The city bought the site from the Eugene School District and then immediately sold the property, minus a half acre, to the nonprofit organization for $4.088 million, the Eugene Register-Guard reports.

That half acre will stay city-owned and eventually become a park. The alliance sold almost three-quarters of an acre to one of its directors and a real estate investor to generate about $400,000.

More than 120 private donors contributed to the alliance’s efforts. The ballpark will be home to a soccer field and give Kidsports a site to build a field house.

Mayor Kitty Piercy called the stadium Eugene’s “field of dreams.”

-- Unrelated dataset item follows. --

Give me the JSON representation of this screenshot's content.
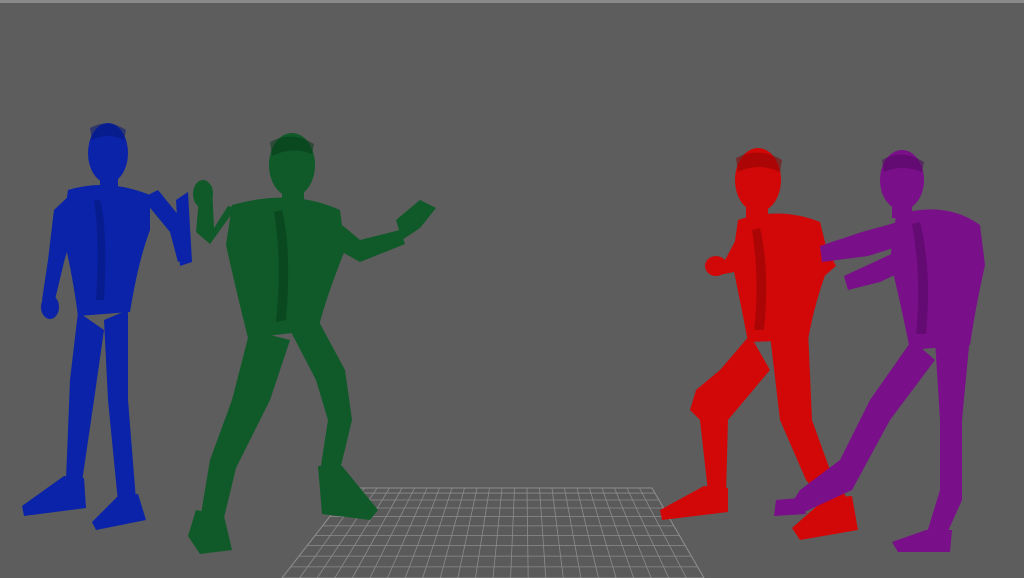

“It’s taken many partners to bring us to this day, and it will take the leadership of our community members to renovate and give new life to this historic stadium,” she said. “It’s our own ‘Field of Dreams,’ dreams for the preservation of the past and commitment to the future of our children. I have every confidence in the dream now moving to reality.”

The ballpark was approved by voters in 1938 during the Great Depression. Labor was provided by the Works Progress Administration, and materials were donated by lumbermen in the area.

The Eugene Emeralds, a minor league team, had been a long-time tenant, but vacated in 2009.

Proposals for the stadium’s future included a big-box anchored shopping center or a YMCA facility with housing.

Alliance members are kicking off repairs this summer.